- Location: Kafr Saghir, east of Aleppo, Syria
- Date: 20 March 2016
- Target: Kurdish and Arab Shi'a civilians
- Attack type: Massacre
- Deaths: 20
- Perpetrators: ISIS

= Kafr Saghir massacre =

The Kafr Saghir massacre (Komkujiya Kefêr Sixîrê) refers to the killing of at least 20 civilians by ISIS militants in the village of Kafr Saghir, located east of Aleppo, Syria, on 20 March 2016. The attack primarily targeted civilians from the Shi'a minority, further exacerbating sectarian tensions in the region.

== Background ==
Kafr Saghir is a small village with a predominantly Shi'a population, making it a target during ISIS's broader campaign of sectarian violence in Syria. The village lies near the strategic city of Aleppo, which witnessed intense fighting throughout the Syrian civil war. ISIS forces launched the attack shortly after reopening a route to the village, which had been blocked during earlier clashes in the area.

== Massacre ==
On the morning of 20 March 2016, ISIS fighters entered Kafr Saghir and systematically killed at least 20 villagers, including women and children. Eyewitness reports indicated that the attackers targeted homes and public spaces, leaving behind scenes of significant destruction.

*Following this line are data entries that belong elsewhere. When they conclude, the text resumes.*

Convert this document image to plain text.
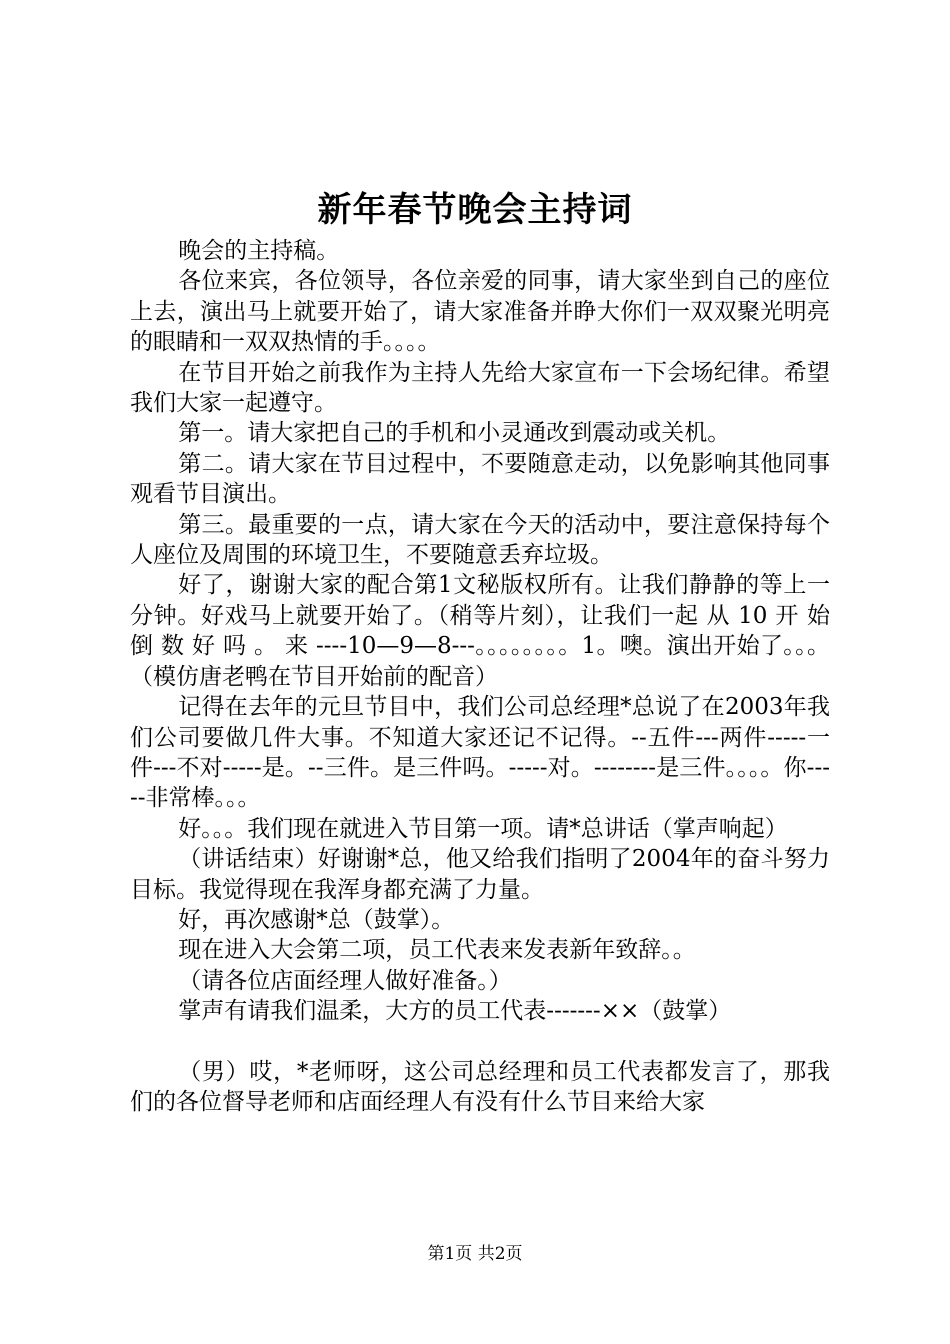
新年春节晚会主持词

晚会的主持稿。

各位来宾，各位领导，各位亲爱的同事，请大家坐到自己的座位上去，演出马上就要开始了，请大家准备并睁大你们一双双聚光明亮的眼睛和一双双热情的手。。。。

在节目开始之前我作为主持人先给大家宣布一下会场纪律。希望我们大家一起遵守。

第一。请大家把自己的手机和小灵通改到震动或关机。

第二。请大家在节目过程中，不要随意走动，以免影响其他同事观看节目演出。

第三。最重要的一点，请大家在今天的活动中，要注意保持每个人座位及周围的环境卫生，不要随意丢弃垃圾。

好了，谢谢大家的配合第1文秘版权所有。让我们静静的等上一分钟。好戏马上就要开始了。（稍等片刻），让我们一起 从 10 开 始 倒 数 好 吗 。 来 ----10—9—8---。。。。。。。。1。噢。演出开始了。。。（模仿唐老鸭在节目开始前的配音）

记得在去年的元旦节目中，我们公司总经理*总说了在2003年我们公司要做几件大事。不知道大家还记不记得。--五件---两件-----一件---不对-----是。--三件。是三件吗。-----对。--------是三件。。。。你-----非常棒。。。

好。。。我们现在就进入节目第一项。请*总讲话（掌声响起）

（讲话结束）好谢谢*总，他又给我们指明了2004年的奋斗努力目标。我觉得现在我浑身都充满了力量。

好，再次感谢*总（鼓掌）。

现在进入大会第二项，员工代表来发表新年致辞。。

（请各位店面经理人做好准备。）

掌声有请我们温柔，大方的员工代表-------××（鼓掌）

（男）哎，*老师呀，这公司总经理和员工代表都发言了，那我们的各位督导老师和店面经理人有没有什么节目来给大家

第1页 共2页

The massacre was part of a pattern of ISIS atrocities aimed at intimidating communities and solidifying control in contested areas. Local sources reported that the attackers used brutal methods, emphasizing the sectarian nature of the assault.

== Aftermath ==
Following the massacre, survivors and families of the victims called for international intervention to hold ISIS accountable. Activists highlighted the failure of local and international forces to protect vulnerable communities in the region.